Der Produzent, der Miles Davis neu erfand

Der Produzent und Bassist Bill Laswell ist nur wenigen ein Begriff. Dabei hat er so viel verschiedene Musik gespielt und produziert wie kaum jemand. Mit «Panthalassa» hat er 1998 aus Originalaufnahmen von Miles Davis ein neues Album produziert – sieben Jahre nach dessen Tod.

Ein Mann spielt eine Bassgitarre. Bild in Lightbox öffnen.

Bildlegende: Bassist und Produzent Bill Laswell setzte die Originalaufnahmen von Miles Davis neu zusammen. Frank Schindelbeck

Auf der einen Seite ist Miles. Miles Davis. Der Jahrhundert-Trompeter, der sich ein Leben lang immer wieder neu erfunden hat. Der in seiner so genannten elektrischen Phase Meilensteine schuf wie «In a Silent Way» oder «Bitches Brew». Das eine gilt als eines seiner wichtigsten Alben. Das andere erreichte als erstes Album von Miles Goldstatus.

Zusatzinhalt überspringen

Bill Laswell

Laswell war Produzent des US-Punk-Rockers Iggy Pop und vom damaligen Genesis-Frontmann Peter Gabriel. Ausserdem produzierte er Musik für Herbie Hancock. Yoko Ono, die japanische Künstlerin. Henry Threadgill, den grossen Jazz-Komponisten. Die Rocktruppe Motörhead – und Mick Jagger. Die Liste von Bill-Laswell-Kollaborationen ist schier endlos.

Auf der anderen Seite: ein Bassist namens Bill. Bill Laswell. Nie gehört? Kein Wunder. Er ist nicht weniger fleissig als Miles Davis es war, aber er hält sich gerne im Hintergrund. Und er hat ein unerbittliches musikalisches Credo: «Nothing is true, everything is permitted» – nichts ist wahr, alles ist erlaubt.

Bill Laswell wagt das Unvorstellbare

Der Name Bill Laswell ist zwar nur wenigen ein Begriff, innerhalb der Musikszene ist er aber ausgezeichnet vernetzt. So gelangte er an die Original-Bänder von Miles Davis‘ Aufnahmen aus den 70er-Jahren. Und weil er der Ansicht ist, dass diese Aufnahmen zwar bahnbrechend seien, aber nicht so produziert, wie es Miles Davis wirklich vorschwebte, wagte er das Unvorstellbare: Er nahm die Bänder – und setzte sie neu zusammen.

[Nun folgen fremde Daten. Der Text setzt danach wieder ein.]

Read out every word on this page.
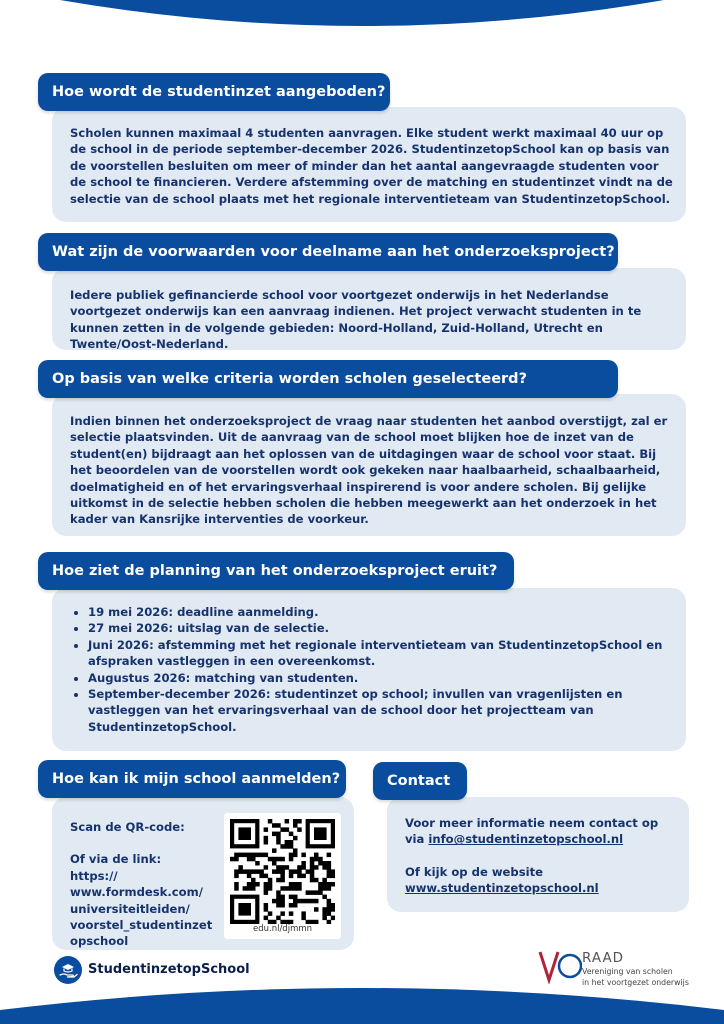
Hoe wordt de studentinzet aangeboden?

Scholen kunnen maximaal 4 studenten aanvragen. Elke student werkt maximaal 40 uur op de school in de periode september-december 2026. StudentinzetopSchool kan op basis van de voorstellen besluiten om meer of minder dan het aantal aangevraagde studenten voor de school te financieren. Verdere afstemming over de matching en studentinzet vindt na de selectie van de school plaats met het regionale interventieteam van StudentinzetopSchool.

Wat zijn de voorwaarden voor deelname aan het onderzoeksproject?

Iedere publiek gefinancierde school voor voortgezet onderwijs in het Nederlandse voortgezet onderwijs kan een aanvraag indienen. Het project verwacht studenten in te kunnen zetten in de volgende gebieden: Noord-Holland, Zuid-Holland, Utrecht en Twente/Oost-Nederland.

Op basis van welke criteria worden scholen geselecteerd?

Indien binnen het onderzoeksproject de vraag naar studenten het aanbod overstijgt, zal er selectie plaatsvinden. Uit de aanvraag van de school moet blijken hoe de inzet van de student(en) bijdraagt aan het oplossen van de uitdagingen waar de school voor staat. Bij het beoordelen van de voorstellen wordt ook gekeken naar haalbaarheid, schaalbaarheid, doelmatigheid en of het ervaringsverhaal inspirerend is voor andere scholen. Bij gelijke uitkomst in de selectie hebben scholen die hebben meegewerkt aan het onderzoek in het kader van Kansrijke interventies de voorkeur.

Hoe ziet de planning van het onderzoeksproject eruit?
• 19 mei 2026: deadline aanmelding.
• 27 mei 2026: uitslag van de selectie.
• Juni 2026: afstemming met het regionale interventieteam van StudentinzetopSchool en afspraken vastleggen in een overeenkomst.
• Augustus 2026: matching van studenten.
• September-december 2026: studentinzet op school; invullen van vragenlijsten en vastleggen van het ervaringsverhaal van de school door het projectteam van StudentinzetopSchool.
Hoe kan ik mijn school aanmelden?
Scan de QR-code:
Of via de link:
https://
www.formdesk.com/
universiteitleiden/
voorstel_studentinzet
opschool
edu.nl/djmmn
Contact
Voor meer informatie neem contact op via info@studentinzetopschool.nl
Of kijk op de website
www.studentinzetopschool.nl
StudentinzetopSchool
RAAD
Vereniging van scholen
in het voortgezet onderwijs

Dazu muss man wissen: Miles Davis hatte in den 70er-Jahren eine ganz spezielle Arbeitsweise. Er komponierte seine Musik, indem er eine Band zusammenstellte – das heisst: Er holte Musiker ins Studio und liess die Musik geschehen. Bei laufender Aufnahme. So wollte er das Wesen der Musik und die Persönlichkeiten der Musiker ganz unverfälscht erfassen. Die komplexe Arbeit, aus diesen Bändern dann eine LP zusammenzuschneiden, die sich verkaufen liess – diese Arbeit interessierte den Maestro Miles Davis wenig. Es war Teo Macero, sein damaliger Produzent, der ab hier übernahm, und aus den Aufnahmen ein Album zusammenbastelte.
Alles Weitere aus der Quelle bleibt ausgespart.